Mi si passi questa locuzione di rock antico. Intendo ovviamente quel rock massiccio di suoni e distorsioni che però resta compatto, scuro, intimo se possiamo azzardare l’ossimoro. Rock che cerca progressioni sghembe, quasi progressive, dettagli di arredo che molto devono al metal e a quel fare epico della voce. E impazzisco di gusto nel sorprendermi quando ascolto forme che sono anche devote al santo pop. Gli stilemi ci sono tutti e non disdegnano neanche i contorni buoni del mondo digitale, della sua pulizia e del suo cadere sempre a tempo. Tutto quel che sentiamo dentro questo disco vien fuori dalle mani di Francesco Quinto e Alessandro Tacchini, per noi i Soundelirio. Si intitola “Mostralgia” dentro cui si dipana un concetto di emarginazione sociale nei confronti della personalità e dell’unicità. E noi indaghiamo anche perché, non sentivamo dischi così “antichi” di carattere e di personalità, da molto, moltissimo tempo…

 

 

Inevitabile pensare ai dischi di oggi come lavori nati sotto le restrizioni della pandemia. Come nasce tecnicamente “Mostralgia”?

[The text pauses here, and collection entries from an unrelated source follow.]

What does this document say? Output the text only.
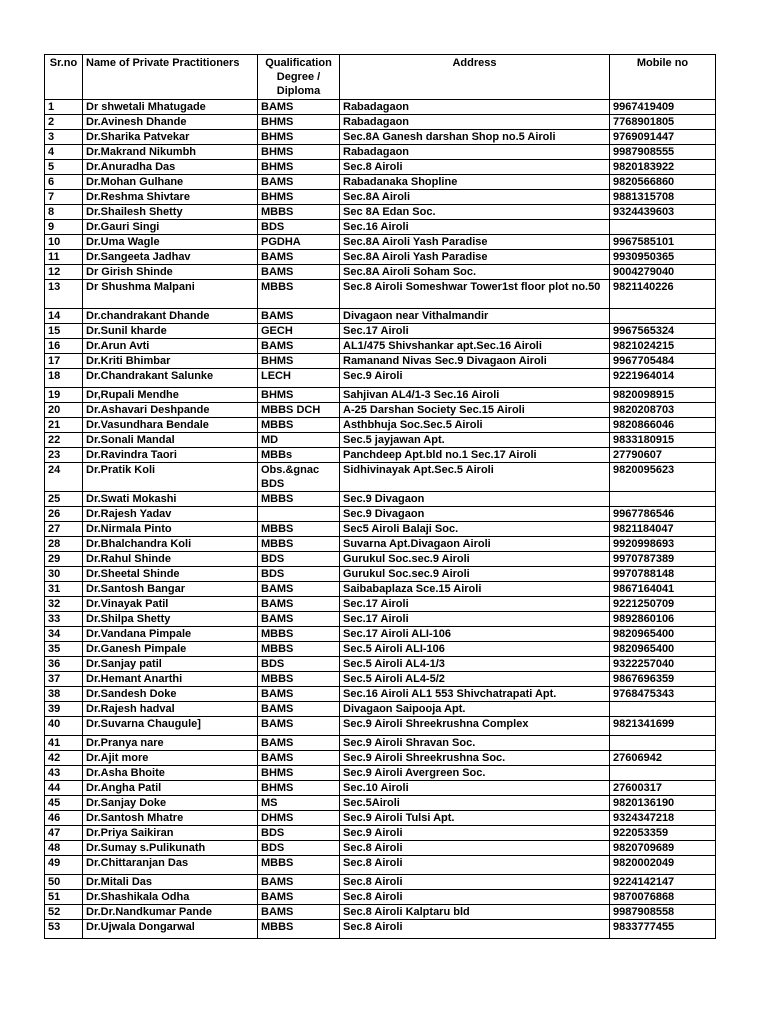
Sr.no	Name of Private Practitioners	Qualification Degree / Diploma	Address	Mobile no
1	Dr shwetali Mhatugade	BAMS	Rabadagaon	9967419409
2	Dr.Avinesh Dhande	BHMS	Rabadagaon	7768901805
3	Dr.Sharika Patvekar	BHMS	Sec.8A Ganesh darshan Shop no.5 Airoli	9769091447
4	Dr.Makrand Nikumbh	BHMS	Rabadagaon	9987908555
5	Dr.Anuradha Das	BHMS	Sec.8 Airoli	9820183922
6	Dr.Mohan Gulhane	BAMS	Rabadanaka Shopline	9820566860
7	Dr.Reshma Shivtare	BHMS	Sec.8A Airoli	9881315708
8	Dr.Shailesh Shetty	MBBS	Sec 8A Edan Soc.	9324439603
9	Dr.Gauri Singi	BDS	Sec.16 Airoli	
10	Dr.Uma Wagle	PGDHA	Sec.8A Airoli Yash Paradise	9967585101
11	Dr.Sangeeta Jadhav	BAMS	Sec.8A Airoli Yash Paradise	9930950365
12	Dr Girish Shinde	BAMS	Sec.8A Airoli Soham Soc.	9004279040
13	Dr Shushma Malpani	MBBS	Sec.8 Airoli Someshwar Tower1st floor plot no.50	9821140226
14	Dr.chandrakant Dhande	BAMS	Divagaon near Vithalmandir	
15	Dr.Sunil kharde	GECH	Sec.17 Airoli	9967565324
16	Dr.Arun Avti	BAMS	AL1/475 Shivshankar apt.Sec.16 Airoli	9821024215
17	Dr.Kriti Bhimbar	BHMS	Ramanand Nivas Sec.9 Divagaon Airoli	9967705484
18	Dr.Chandrakant Salunke	LECH	Sec.9 Airoli	9221964014
19	Dr,Rupali Mendhe	BHMS	Sahjivan AL4/1-3 Sec.16 Airoli	9820098915
20	Dr.Ashavari Deshpande	MBBS DCH	A-25 Darshan Society Sec.15 Airoli	9820208703
21	Dr.Vasundhara Bendale	MBBS	Asthbhuja Soc.Sec.5 Airoli	9820866046
22	Dr.Sonali Mandal	MD	Sec.5 jayjawan Apt.	9833180915
23	Dr.Ravindra Taori	MBBs	Panchdeep Apt.bld no.1 Sec.17 Airoli	27790607
24	Dr.Pratik Koli	Obs.&gnac BDS	Sidhivinayak Apt.Sec.5 Airoli	9820095623
25	Dr.Swati Mokashi	MBBS	Sec.9 Divagaon	
26	Dr.Rajesh Yadav		Sec.9 Divagaon	9967786546
27	Dr.Nirmala Pinto	MBBS	Sec5 Airoli Balaji Soc.	9821184047
28	Dr.Bhalchandra Koli	MBBS	Suvarna Apt.Divagaon Airoli	9920998693
29	Dr.Rahul Shinde	BDS	Gurukul Soc.sec.9 Airoli	9970787389
30	Dr.Sheetal Shinde	BDS	Gurukul Soc.sec.9 Airoli	9970788148
31	Dr.Santosh Bangar	BAMS	Saibabaplaza Sce.15 Airoli	9867164041
32	Dr.Vinayak Patil	BAMS	Sec.17 Airoli	9221250709
33	Dr.Shilpa Shetty	BAMS	Sec.17 Airoli	9892860106
34	Dr.Vandana Pimpale	MBBS	Sec.17 Airoli ALI-106	9820965400
35	Dr.Ganesh Pimpale	MBBS	Sec.5 Airoli ALI-106	9820965400
36	Dr.Sanjay patil	BDS	Sec.5 Airoli AL4-1/3	9322257040
37	Dr.Hemant Anarthi	MBBS	Sec.5 Airoli AL4-5/2	9867696359
38	Dr.Sandesh Doke	BAMS	Sec.16 Airoli AL1 553 Shivchatrapati Apt.	9768475343
39	Dr.Rajesh hadval	BAMS	Divagaon Saipooja Apt.	
40	Dr.Suvarna Chaugule]	BAMS	Sec.9 Airoli Shreekrushna Complex	9821341699
41	Dr.Pranya nare	BAMS	Sec.9 Airoli Shravan Soc.	
42	Dr.Ajit more	BAMS	Sec.9 Airoli Shreekrushna Soc.	27606942
43	Dr.Asha Bhoite	BHMS	Sec.9 Airoli Avergreen Soc.	
44	Dr.Angha Patil	BHMS	Sec.10 Airoli	27600317
45	Dr.Sanjay Doke	MS	Sec.5Airoli	9820136190
46	Dr.Santosh Mhatre	DHMS	Sec.9 Airoli Tulsi Apt.	9324347218
47	Dr.Priya Saikiran	BDS	Sec.9 Airoli	922053359
48	Dr.Sumay s.Pulikunath	BDS	Sec.8 Airoli	9820709689
49	Dr.Chittaranjan Das	MBBS	Sec.8 Airoli	9820002049
50	Dr.Mitali Das	BAMS	Sec.8 Airoli	9224142147
51	Dr.Shashikala Odha	BAMS	Sec.8 Airoli	9870076868
52	Dr.Dr.Nandkumar Pande	BAMS	Sec.8 Airoli Kalptaru bld	9987908558
53	Dr.Ujwala Dongarwal	MBBS	Sec.8 Airoli	9833777455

Il cuore, in realtà, era già stato settato su parametri rock. Le idee erano già in lavorazione, prima della pandemia. Con il lockdown, ci siamo dovuti arrangiare. Tornare agli appunti volanti su una moleskine, screenshots, file audio mandati attraverso whatsapp…ma è stato divertente e, in un certo senso, poetico. Ci siamo tenuti in contatto con la musica. Lo straniamento ha messo ancora più a fuoco il concetto che ci stava a cuore. Quando tutto fuori è silenzio, l’anima si riesce a percepire meglio…

 

Il mondo digitale quanto ha permesso tutto? E quanto ha condizionato proprio l’evoluzione tecnica e artistica del progetto?

Il demo di “Mostralgia” è stato interamente realizzato in una stanzetta, con mezzi totalmente analogici. Niente computer. Ogni strumento è stato suonato dal vivo, anche in quella fase. In studio, i mezzi attuali ci sono venuti incontro ma prevalentemente nella fase della post-produzione. Offrendoci spesso alternative da valutare. Ma non ci siamo spostati molto dalla posizione iniziale. Tutto suonato da mani umane.

 

Ricerca e suono: raccontateci come nasce il suono dei Soundelirio…

Non siamo smanettoni. Un po’ per natura, un po’ per (confessata) incompetenza. Non ci piacciono filtri. Per le chitarre elettriche, ad esempio, abbiamo utilizzato solo la distorsione valvolare dell’amp ed un po’ di compressione. La nostra tensione alla ricerca del sound è orientata a trovare un approccio slegato alla moda del momento. Un sound senza tempo. E, crediamo, la chiave sia nel “nude look”. Nel concetto che l’arte è più togliere che mettere. E se un pezzo emoziona così, nudo, significa che ci abbiamo preso. Eh, sì, è un sogno…il nostro sogno in rock.

 

E restando nel tema suono, ho trovato molti punti di contatto con la scena mainstream americana. È soltanto una mia impressione?

In quel genere siamo nati e cresciuti. Cerchiamo e troviamo lì il nostro brodo primordiale di suggestioni. Anche se, nell’aria, ci sarà presto un lavoro acustico…

 

A tutto questo si legano liriche che un poco mi riportano all’evanescenza del prog italiano degli anni ’70. Sbaglio?

Il prog italiano è la parte della nostra musica di cui andiamo più fieri. Non potevi farci un complimento più bello. Lì troviamo la genialità. Magari essere un centesimo di uno di quegli storici gruppi! Moriremmo felici.